Full Description
This volume explores how written communication is structured and functions within academic and workplace contexts, how and to what extent writing in the university is preparation for writing in the workplace, and how classroom and workplaces constitute arenas for learning to write. Working from a qualitative approach, the research reported in this volume concentrates on university disciplines concerned with professional preparation and on related work settings. The chapters capture various transitions from one rhetorical context to another; within the university; from one course to another; from university to workplace; and from one genre to another. In sequence, the chapters follow a movement outward from the classroom to the working world: chapter 1 offers an activity theory analysis of a university classroom, and chapter 10 uses genre theory to consider the process of learning a new genre in the workplace. In between, chapters provide glimpses into moments and locations that mark the transition from writing at school to writing at work.

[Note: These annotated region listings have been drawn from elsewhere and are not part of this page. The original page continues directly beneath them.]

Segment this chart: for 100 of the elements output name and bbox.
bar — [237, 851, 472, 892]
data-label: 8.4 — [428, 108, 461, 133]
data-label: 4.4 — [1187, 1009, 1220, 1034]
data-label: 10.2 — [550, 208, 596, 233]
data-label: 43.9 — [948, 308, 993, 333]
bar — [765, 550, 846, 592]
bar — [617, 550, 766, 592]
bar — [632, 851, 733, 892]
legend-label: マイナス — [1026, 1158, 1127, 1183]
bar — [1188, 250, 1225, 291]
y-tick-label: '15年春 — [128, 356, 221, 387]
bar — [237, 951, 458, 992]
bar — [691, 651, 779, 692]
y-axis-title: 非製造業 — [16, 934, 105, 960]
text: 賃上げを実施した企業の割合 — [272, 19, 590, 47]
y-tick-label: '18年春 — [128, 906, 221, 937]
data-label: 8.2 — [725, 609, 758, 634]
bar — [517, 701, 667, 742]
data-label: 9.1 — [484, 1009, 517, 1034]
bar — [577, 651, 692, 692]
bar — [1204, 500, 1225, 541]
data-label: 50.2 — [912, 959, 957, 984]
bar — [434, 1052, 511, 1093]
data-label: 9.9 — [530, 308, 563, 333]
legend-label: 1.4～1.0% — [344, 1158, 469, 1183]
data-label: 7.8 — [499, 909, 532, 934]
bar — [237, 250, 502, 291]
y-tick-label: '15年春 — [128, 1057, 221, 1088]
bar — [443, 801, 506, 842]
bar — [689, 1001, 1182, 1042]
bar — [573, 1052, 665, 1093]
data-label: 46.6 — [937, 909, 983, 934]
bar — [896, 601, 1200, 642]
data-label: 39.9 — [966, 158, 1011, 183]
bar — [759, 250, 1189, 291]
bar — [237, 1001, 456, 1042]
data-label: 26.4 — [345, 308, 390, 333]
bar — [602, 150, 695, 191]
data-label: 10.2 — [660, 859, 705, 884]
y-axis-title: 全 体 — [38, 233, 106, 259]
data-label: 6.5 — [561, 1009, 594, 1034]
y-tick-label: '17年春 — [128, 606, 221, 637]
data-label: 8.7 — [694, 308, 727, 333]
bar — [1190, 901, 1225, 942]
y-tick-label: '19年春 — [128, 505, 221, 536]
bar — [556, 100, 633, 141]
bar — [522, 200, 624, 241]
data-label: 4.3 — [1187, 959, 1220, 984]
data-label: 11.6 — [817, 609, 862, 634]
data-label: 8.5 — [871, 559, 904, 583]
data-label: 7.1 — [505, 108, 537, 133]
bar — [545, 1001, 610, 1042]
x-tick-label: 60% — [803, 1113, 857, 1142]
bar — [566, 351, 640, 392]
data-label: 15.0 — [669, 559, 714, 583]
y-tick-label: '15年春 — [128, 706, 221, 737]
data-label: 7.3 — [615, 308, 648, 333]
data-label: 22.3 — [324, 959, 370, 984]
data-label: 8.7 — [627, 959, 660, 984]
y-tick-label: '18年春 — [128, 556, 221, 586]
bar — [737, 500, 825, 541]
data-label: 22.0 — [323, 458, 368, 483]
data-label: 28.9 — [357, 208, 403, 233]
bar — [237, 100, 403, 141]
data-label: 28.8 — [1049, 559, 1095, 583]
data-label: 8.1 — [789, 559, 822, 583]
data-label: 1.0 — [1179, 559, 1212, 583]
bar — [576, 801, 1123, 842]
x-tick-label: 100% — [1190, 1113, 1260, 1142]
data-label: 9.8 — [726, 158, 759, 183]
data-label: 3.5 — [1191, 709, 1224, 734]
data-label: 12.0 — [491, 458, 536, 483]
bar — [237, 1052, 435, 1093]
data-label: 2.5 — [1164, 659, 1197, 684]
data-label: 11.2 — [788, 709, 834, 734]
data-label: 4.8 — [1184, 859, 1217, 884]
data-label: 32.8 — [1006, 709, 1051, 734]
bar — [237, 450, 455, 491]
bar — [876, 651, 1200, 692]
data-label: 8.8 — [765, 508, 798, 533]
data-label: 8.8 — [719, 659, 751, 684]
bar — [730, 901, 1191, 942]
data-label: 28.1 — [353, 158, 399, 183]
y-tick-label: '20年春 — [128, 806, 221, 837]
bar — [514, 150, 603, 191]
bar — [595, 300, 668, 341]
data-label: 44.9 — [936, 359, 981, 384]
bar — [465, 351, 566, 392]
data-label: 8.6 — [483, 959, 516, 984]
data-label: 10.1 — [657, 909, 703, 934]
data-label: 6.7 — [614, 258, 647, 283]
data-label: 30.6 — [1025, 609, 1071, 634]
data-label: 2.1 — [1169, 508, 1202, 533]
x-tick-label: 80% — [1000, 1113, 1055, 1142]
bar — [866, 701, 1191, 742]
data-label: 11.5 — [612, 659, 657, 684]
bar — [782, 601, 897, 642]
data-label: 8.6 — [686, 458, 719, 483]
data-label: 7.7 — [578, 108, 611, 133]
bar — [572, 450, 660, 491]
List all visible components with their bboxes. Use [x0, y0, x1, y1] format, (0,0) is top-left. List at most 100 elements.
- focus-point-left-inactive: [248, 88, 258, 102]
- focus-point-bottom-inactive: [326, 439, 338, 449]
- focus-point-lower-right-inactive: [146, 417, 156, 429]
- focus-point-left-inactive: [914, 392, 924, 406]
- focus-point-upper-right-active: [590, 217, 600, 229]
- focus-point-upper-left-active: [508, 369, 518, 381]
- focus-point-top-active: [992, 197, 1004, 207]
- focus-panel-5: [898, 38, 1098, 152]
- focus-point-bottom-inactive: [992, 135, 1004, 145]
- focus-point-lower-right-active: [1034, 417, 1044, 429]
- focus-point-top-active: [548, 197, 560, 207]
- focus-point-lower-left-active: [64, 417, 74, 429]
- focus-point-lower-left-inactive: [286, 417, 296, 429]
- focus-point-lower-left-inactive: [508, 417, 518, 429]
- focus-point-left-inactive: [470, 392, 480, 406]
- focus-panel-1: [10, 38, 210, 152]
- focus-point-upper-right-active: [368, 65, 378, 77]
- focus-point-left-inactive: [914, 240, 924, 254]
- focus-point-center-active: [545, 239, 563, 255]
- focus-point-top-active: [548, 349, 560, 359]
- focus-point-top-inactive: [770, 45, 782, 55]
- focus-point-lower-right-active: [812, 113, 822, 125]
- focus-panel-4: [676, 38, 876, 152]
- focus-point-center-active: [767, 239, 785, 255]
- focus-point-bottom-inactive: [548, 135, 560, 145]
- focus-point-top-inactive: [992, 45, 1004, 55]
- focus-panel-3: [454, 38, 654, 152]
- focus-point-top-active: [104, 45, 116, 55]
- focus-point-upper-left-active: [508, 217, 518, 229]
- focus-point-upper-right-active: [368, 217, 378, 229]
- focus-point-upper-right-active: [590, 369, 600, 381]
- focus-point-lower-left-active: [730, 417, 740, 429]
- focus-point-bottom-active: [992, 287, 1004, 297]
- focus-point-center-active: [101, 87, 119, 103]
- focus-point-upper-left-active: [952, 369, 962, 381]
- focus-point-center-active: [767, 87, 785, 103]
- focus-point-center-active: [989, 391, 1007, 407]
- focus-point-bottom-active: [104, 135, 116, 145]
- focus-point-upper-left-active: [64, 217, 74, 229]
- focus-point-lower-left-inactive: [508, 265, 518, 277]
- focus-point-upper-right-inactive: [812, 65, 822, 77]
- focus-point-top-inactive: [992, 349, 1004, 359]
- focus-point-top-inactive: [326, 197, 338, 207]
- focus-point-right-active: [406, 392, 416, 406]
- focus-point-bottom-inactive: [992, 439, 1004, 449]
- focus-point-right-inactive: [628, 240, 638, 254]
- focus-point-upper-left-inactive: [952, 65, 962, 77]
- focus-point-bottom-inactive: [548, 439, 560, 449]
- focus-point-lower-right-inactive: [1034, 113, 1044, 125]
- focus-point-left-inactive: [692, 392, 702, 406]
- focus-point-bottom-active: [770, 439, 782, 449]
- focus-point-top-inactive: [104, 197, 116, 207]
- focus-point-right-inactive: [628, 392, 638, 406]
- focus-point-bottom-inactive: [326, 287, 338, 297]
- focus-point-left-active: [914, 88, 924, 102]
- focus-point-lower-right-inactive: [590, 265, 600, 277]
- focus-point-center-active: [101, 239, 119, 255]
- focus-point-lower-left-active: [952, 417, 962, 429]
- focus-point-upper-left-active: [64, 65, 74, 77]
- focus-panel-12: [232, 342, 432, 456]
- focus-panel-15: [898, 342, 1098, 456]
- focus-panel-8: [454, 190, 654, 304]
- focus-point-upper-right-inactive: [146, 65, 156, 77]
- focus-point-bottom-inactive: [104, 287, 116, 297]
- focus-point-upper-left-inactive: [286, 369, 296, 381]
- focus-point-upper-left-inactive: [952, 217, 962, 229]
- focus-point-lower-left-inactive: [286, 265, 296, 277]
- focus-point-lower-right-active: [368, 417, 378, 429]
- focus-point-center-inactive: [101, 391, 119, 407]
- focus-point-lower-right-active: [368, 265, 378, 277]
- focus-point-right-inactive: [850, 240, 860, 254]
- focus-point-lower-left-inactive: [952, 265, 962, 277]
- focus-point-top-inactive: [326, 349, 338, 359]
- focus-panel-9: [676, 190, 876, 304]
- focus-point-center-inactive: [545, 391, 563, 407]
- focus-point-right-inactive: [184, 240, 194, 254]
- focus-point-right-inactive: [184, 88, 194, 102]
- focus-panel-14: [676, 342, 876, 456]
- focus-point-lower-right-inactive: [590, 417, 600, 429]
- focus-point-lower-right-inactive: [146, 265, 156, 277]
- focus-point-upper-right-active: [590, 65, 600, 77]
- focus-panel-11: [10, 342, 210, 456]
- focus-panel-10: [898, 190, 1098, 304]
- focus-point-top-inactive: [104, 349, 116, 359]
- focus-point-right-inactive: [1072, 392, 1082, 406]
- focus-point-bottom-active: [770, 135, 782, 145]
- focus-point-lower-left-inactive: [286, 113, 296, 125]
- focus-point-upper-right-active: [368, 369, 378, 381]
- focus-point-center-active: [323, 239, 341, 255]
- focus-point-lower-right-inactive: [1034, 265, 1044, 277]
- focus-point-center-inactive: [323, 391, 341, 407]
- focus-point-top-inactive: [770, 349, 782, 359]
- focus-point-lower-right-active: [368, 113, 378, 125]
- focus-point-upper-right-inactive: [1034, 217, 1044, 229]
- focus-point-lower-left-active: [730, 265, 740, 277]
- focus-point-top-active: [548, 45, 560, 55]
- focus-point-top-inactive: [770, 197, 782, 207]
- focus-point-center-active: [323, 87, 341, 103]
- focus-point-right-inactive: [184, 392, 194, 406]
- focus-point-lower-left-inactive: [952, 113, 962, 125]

The volume marks an important step toward redefining how academic resources for work preparation should be redeployed and how workplace practices regarding writing might shift.
Contents
Introduction - Writing Classrooms as Activity Systems, Patrick Dias; Write Where You Are - Situating Learning to Write in Unviersity and Workplace Settings, Aviva Freedman and Christine Adam; Diplomats in the Basement - Graduate Engineering Students and Intercultural Communication, Ann Beer; Writing and Design in Architectural Education, Peter Medway; Bridging the Gap -University Based Writing Which is More Than Simulation, Aviva Freedman and Christine Adam; Writing as a Way into Social Work -Genre Sets, Genre Systems and Distributed Cognition, Anthony Pare; What Do We Learn From the Readers? Factors in Determining Successful Transitions Between Academic and Workplace Writing, Christine Adam; Revising a Research Article - Dialogic Negotiation, Natasha Artemeva; Organizational Cultures as Contexts for Learning to Write, Jane Ledwell-Brown; Reinventing Expertise -Experienced Writers in the Workplace Encounter a New Genre, Graham Smart.